Bottani touted the work of Talitha Kum — grounded, she said, by a belief that "another world is possible. We are working together toward freedom."
She said there are "great laws against trafficking in persons, [but now] they need to be implemented."
"There is a need to have more programs to address the root causes of trafficking in persons, such as social, gender and economic inequality and poverty," she added.
And, she noted, "We face problems with long-term assistance for survivors of trafficking, offering jobs alternatives, education and psychosocial services."
Sr. Melissa Camardo, a Sister of Charity of Leavenworth, Kansas, and director of development for LifeWay Network, a New York City-based ministry to assist trafficking survivors, noted those challenges, as did Ansa Noreen, a Pakistan-born trafficking survivor and self-described LifeWay Network "alum."
But both also accentuated the positive. Camardo said LifeWay's ministry is based on the idea of "encounter and accompaniment," saying, "It is the face of Christ that invites us to something new."
And Noreen, a fashion and web designer, said her encounter with the sisters at a LifeWay Network safe house has prompted her to consider entering the social service field. "The sisters have been my inspiration for that."
Archbishop Bernardito Auza, the Vatican's permanent observer to the U.N., was not able to attend the U.N. event. In prepared remarks, he praised the work of sisters involved in anti-trafficking efforts but also summed up the state of such work globally.
"Progress is certainly being made, and for that, we give thanks," he said. "But the progress is slow and is not commensurate with the scale needed to eliminate the scourge.

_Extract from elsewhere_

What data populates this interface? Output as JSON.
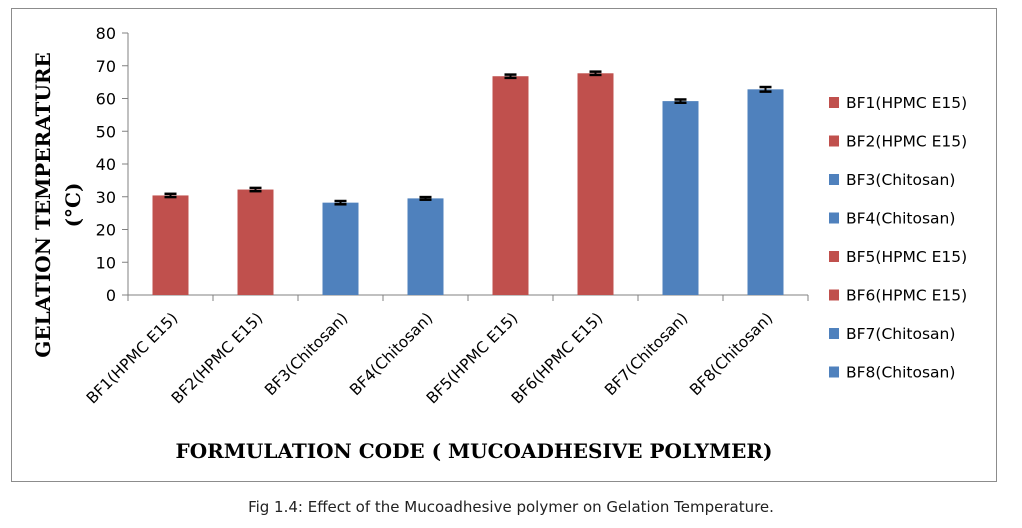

Much more mobilization is needed."
The United Nations was not the only locale of anti-trafficking commemorations.
In Washington, D.C., the U.S. Agency for International Development's Center for Faith and Opportunity Initiatives in collaboration with the Center of Excellence on Democracy, Human Rights and Governance hosted a "Critical Conversation on World Day Against Trafficking In Persons" on July 30.
The conversation, which included top officials such as John Richmond, U.S. ambassador-at-large to monitor and combat trafficking in persons, and Ludy Green, the agency lead on counter-trafficking for USAID, centered on the importance of cross-sector efforts and sharing best practices to combat trafficking.

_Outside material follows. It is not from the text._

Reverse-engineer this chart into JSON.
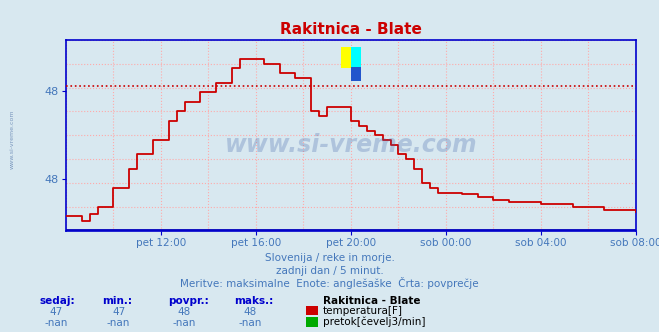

Speakers at the two-hour session emphasized their optimism that global human trafficking can be eradicated at some point in the 21st century.
Panelist Rodney Ferguson, president and CEO of Winrock International, an international development organization, said he does not often get discouraged by the overwhelming issue of human trafficking but instead uses the example of William Wilberforce, who worked for 54 years in the 18th and 19th centuries to abolish the slave trade in England, as inspiration for what is possible.
"It takes a long time," Ferguson said. "It's taken us a long time to fight some of the scourges of this country, but we did it, and we succeeded, and we'll succeed on this one, too. Technology, access to information, artificial intelligence — all of these frontier technologies will be harnessed. And there will be a day when business, transnational interactions and diplomacy will be transparent to the point that it will be increasingly difficult and someday impossible to hold other people in physical or psychological or economic bondage."
Ferguson said faith groups bring a more explicit "moral imperative" to the anti-trafficking cause as well as powerful "moral networks" of people.
Jennie Lichter, deputy director of the Domestic Policy Council at the White House, added that faith groups can help with the psychological and spiritual healing of individual victims by letting them know they are "seen, and they are loved."